The level of infection is believed to be between five and eight percent of the population. Behringer is now using a grant from the National Science Foundation (NSF) to try to understand the dynamics of the disease, and specifically how it's spreading. "We see it pretty much everywhere we've looked in the Caribbean," he says.
And, it now looks like the lobsters' larval stage may provide some answers. Spiny lobsters have a larval period that lasts from six to eight months. During that time, the larvae are circulating out in the ocean currents.
"So really, it is that larval stage that connects all these places in the Caribbean," explains Behringer. "There's really no precedent for this theory that larvae are acting as uninfected vectors of disease, literally taking it from the adults and taking it right into the juveniles which is the most susceptible population."
Behringer notes that this particular transmission vector has never been seen before with marine animals, and it could explain how the virus has turned up in so many places, from Florida to the Caribbean to Mexico, in such a short period of time.
The international aspects of the disease make it even more complicated to study and manage. Each country has different regulations for commercial and sport fishing.
Behringer says, so far, he and his colleagues have met with cooperation from both government agencies and those who make their livelihood from the seas. Scientists in several countries have sent sample tissues, and fishermen have allowed Behringer to join them on their boats while they're checking traps.
"Our motivation is not to put them out of business, but to make sure that what they are doing is sustainable, for them, for the creature, for the ecosystem," he says.
A better understanding of how the virus spreads could lead to more effective management strategies for protecting uninfected lobsters from getting the disease.
At his lab at the University of Florida in Gainesville, Behringer and graduate student Josh Anderson showed another unusual aspect of the disease.
These lobsters appear to have "disease detectors" that keep some of them from getting sick.
"They are literally tasting the water when they flick their antennae," says
Behringer. "They can smell one another, they can smell food, and we think they can smell disease as well.

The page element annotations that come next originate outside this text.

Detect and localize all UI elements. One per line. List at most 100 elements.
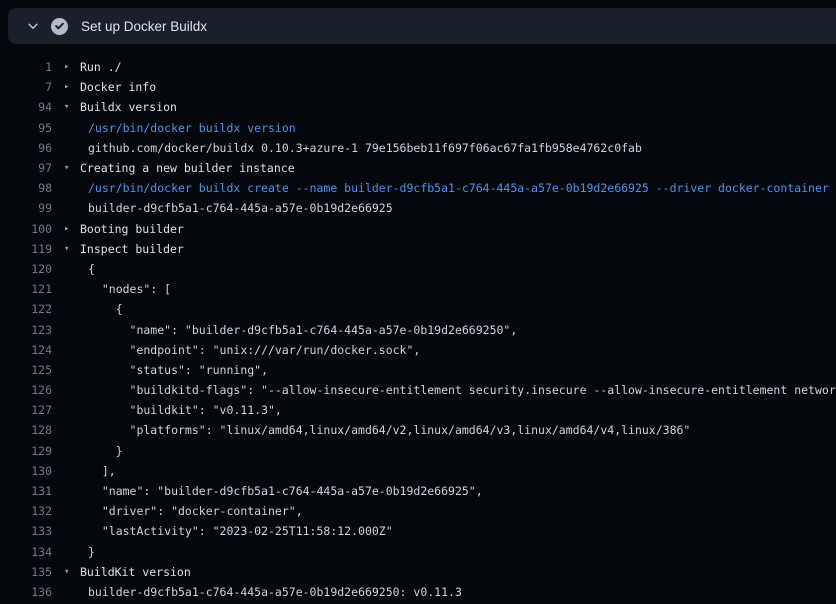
log-group-title: Run ./ xyxy=(80,60,122,74)
line-number[interactable]: 135 xyxy=(0,565,52,579)
log-output-text: "name": "builder-d9cfb5a1-c764-445a-a57e… xyxy=(88,323,517,337)
line-number[interactable]: 134 xyxy=(0,545,52,559)
log-group-title: Docker info xyxy=(80,80,156,94)
log-output-text: builder-d9cfb5a1-c764-445a-a57e-0b19d2e6… xyxy=(88,201,393,215)
triangle-expanded-icon[interactable]: ▾ xyxy=(64,163,80,173)
log-line-row: 131 "name": "builder-d9cfb5a1-c764-445a-… xyxy=(0,481,836,501)
line-number[interactable]: 1 xyxy=(0,60,52,74)
log-group-row: 119 ▾Inspect builder xyxy=(0,239,836,259)
log-lines-container: 1▸Run ./7▸Docker info94▾Buildx version95… xyxy=(0,57,836,602)
log-line-row: 122 { xyxy=(0,299,836,319)
log-output-text: { xyxy=(88,302,123,316)
log-output-text: "status": "running", xyxy=(88,363,268,377)
log-line-row: 120 { xyxy=(0,259,836,279)
log-line-row: 125 "status": "running", xyxy=(0,360,836,380)
line-number[interactable]: 130 xyxy=(0,464,52,478)
triangle-expanded-icon[interactable]: ▾ xyxy=(64,244,80,254)
actions-log-viewer: Set up Docker Buildx 1▸Run ./7▸Docker in… xyxy=(0,0,836,604)
log-line-row: 128 "platforms": "linux/amd64,linux/amd6… xyxy=(0,420,836,440)
triangle-collapsed-icon[interactable]: ▸ xyxy=(64,62,80,72)
log-group-row: 100 ▸Booting builder xyxy=(0,219,836,239)
log-group-title: BuildKit version xyxy=(80,565,191,579)
log-group-title: Buildx version xyxy=(80,100,177,114)
log-output-text: "name": "builder-d9cfb5a1-c764-445a-a57e… xyxy=(88,484,483,498)
log-line-row: 121 "nodes": [ xyxy=(0,279,836,299)
log-group-toggle[interactable]: ▾Creating a new builder instance xyxy=(64,161,295,175)
log-output-text: "lastActivity": "2023-02-25T11:58:12.000… xyxy=(88,524,393,538)
log-group-toggle[interactable]: ▸Booting builder xyxy=(64,222,184,236)
log-line-row: 126 "buildkitd-flags": "--allow-insecure… xyxy=(0,380,836,400)
log-command-text: /usr/bin/docker buildx version xyxy=(88,121,296,135)
triangle-expanded-icon[interactable]: ▾ xyxy=(64,102,80,112)
line-number[interactable]: 7 xyxy=(0,80,52,94)
log-line-row: 95/usr/bin/docker buildx version xyxy=(0,118,836,138)
log-group-row: 135 ▾BuildKit version xyxy=(0,562,836,582)
line-number[interactable]: 128 xyxy=(0,423,52,437)
log-output-text: ], xyxy=(88,464,116,478)
log-line-row: 127 "buildkit": "v0.11.3", xyxy=(0,400,836,420)
log-line-row: 134} xyxy=(0,542,836,562)
log-line-row: 123 "name": "builder-d9cfb5a1-c764-445a-… xyxy=(0,319,836,339)
line-number[interactable]: 126 xyxy=(0,383,52,397)
log-line-row: 98/usr/bin/docker buildx create --name b… xyxy=(0,178,836,198)
log-output-text: "endpoint": "unix:///var/run/docker.sock… xyxy=(88,343,420,357)
log-group-row: 97 ▾Creating a new builder instance xyxy=(0,158,836,178)
log-output-text: "buildkitd-flags": "--allow-insecure-ent… xyxy=(88,383,836,397)
log-line-row: 132 "driver": "docker-container", xyxy=(0,501,836,521)
log-group-toggle[interactable]: ▸Run ./ xyxy=(64,60,122,74)
log-output-text: github.com/docker/buildx 0.10.3+azure-1 … xyxy=(88,141,642,155)
line-number[interactable]: 123 xyxy=(0,323,52,337)
triangle-collapsed-icon[interactable]: ▸ xyxy=(64,224,80,234)
line-number[interactable]: 127 xyxy=(0,403,52,417)
line-number[interactable]: 133 xyxy=(0,524,52,538)
log-output-text: "driver": "docker-container", xyxy=(88,504,303,518)
log-line-row: 136 builder-d9cfb5a1-c764-445a-a57e-0b19d… xyxy=(0,582,836,602)
log-output-text: } xyxy=(88,545,95,559)
line-number[interactable]: 120 xyxy=(0,262,52,276)
line-number[interactable]: 100 xyxy=(0,222,52,236)
log-line-row: 96 github.com/docker/buildx 0.10.3+azure-… xyxy=(0,138,836,158)
line-number[interactable]: 96 xyxy=(0,141,52,155)
log-group-toggle[interactable]: ▾BuildKit version xyxy=(64,565,191,579)
log-line-row: 130 ], xyxy=(0,461,836,481)
log-group-row: 1 ▸Run ./ xyxy=(0,57,836,77)
step-title: Set up Docker Buildx xyxy=(81,19,207,34)
triangle-expanded-icon[interactable]: ▾ xyxy=(64,567,80,577)
line-number[interactable]: 131 xyxy=(0,484,52,498)
log-group-title: Creating a new builder instance xyxy=(80,161,295,175)
log-group-toggle[interactable]: ▾Buildx version xyxy=(64,100,177,114)
log-group-title: Inspect builder xyxy=(80,242,184,256)
log-output-text: builder-d9cfb5a1-c764-445a-a57e-0b19d2e6… xyxy=(88,585,462,599)
line-number[interactable]: 121 xyxy=(0,282,52,296)
line-number[interactable]: 124 xyxy=(0,343,52,357)
log-output-text: { xyxy=(88,262,95,276)
log-line-row: 133 "lastActivity": "2023-02-25T11:58:12… xyxy=(0,521,836,541)
log-group-toggle[interactable]: ▸Docker info xyxy=(64,80,156,94)
log-group-toggle[interactable]: ▾Inspect builder xyxy=(64,242,184,256)
log-group-row: 94 ▾Buildx version xyxy=(0,97,836,117)
log-output-text: "buildkit": "v0.11.3", xyxy=(88,403,282,417)
triangle-collapsed-icon[interactable]: ▸ xyxy=(64,82,80,92)
log-output-text: "nodes": [ xyxy=(88,282,171,296)
line-number[interactable]: 95 xyxy=(0,121,52,135)
log-output-text: } xyxy=(88,444,123,458)
log-group-title: Booting builder xyxy=(80,222,184,236)
log-group-row: 7 ▸Docker info xyxy=(0,77,836,97)
line-number[interactable]: 99 xyxy=(0,201,52,215)
line-number[interactable]: 122 xyxy=(0,302,52,316)
line-number[interactable]: 125 xyxy=(0,363,52,377)
line-number[interactable]: 132 xyxy=(0,504,52,518)
line-number[interactable]: 94 xyxy=(0,100,52,114)
log-line-row: 129 } xyxy=(0,441,836,461)
line-number[interactable]: 129 xyxy=(0,444,52,458)
line-number[interactable]: 119 xyxy=(0,242,52,256)
log-output-text: "platforms": "linux/amd64,linux/amd64/v2… xyxy=(88,423,690,437)
log-line-row: 124 "endpoint": "unix:///var/run/docker.… xyxy=(0,340,836,360)
line-number[interactable]: 97 xyxy=(0,161,52,175)
line-number[interactable]: 98 xyxy=(0,181,52,195)
log-line-row: 99 builder-d9cfb5a1-c764-445a-a57e-0b19d2… xyxy=(0,198,836,218)
step-header[interactable]: Set up Docker Buildx xyxy=(8,8,836,44)
log-command-text: /usr/bin/docker buildx create --name bui… xyxy=(88,181,829,195)
chevron-down-icon[interactable] xyxy=(26,19,40,33)
line-number[interactable]: 136 xyxy=(0,585,52,599)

And they can do so before that diseased lobster becomes infectious to them. So it seems to be a very adaptive mechanism of reducing their potential for infection," he explains.
Anderson had set up two tanks, one with a sick lobster, one with a healthy one, each with a tube leading a couple of feet below to a wooden maze with one healthy lobster in it. When released, the lobster in the maze very quickly scurried toward the water coming from the healthy lobster's tank.
"It appears that, as we hypothesized, they are avoiding the scent of a diseased lobster," says Behringer.
Marine scientists are looking at other factors that may be spreading the virus.
"We'll be looking to see if ocean warming might be why we are seeing an increase in prevalence in this disease. Maybe it's something that has always been endemic to the population at very low levels, and that it may have risen to high enough levels to where we've started seeing it," he says.
"As far as global climate change, increasing water temperature, decreasing water pH, ocean acidification, what effects do those have on the viability of the virus?" he asks.
Behringer says his research is important on a lot of levels, among them, to give some insight about how diseases work in the marine environment, and also to help an important industry.
"This is an organism that is the most economically important in all of the Caribbean," he says.
The work is also a very physical job. Behringer spends time diving, doing research in the field, writing and teaching.
"There's no monotony. It's very dynamic. It's a dream career as far as I'm concerned," he says.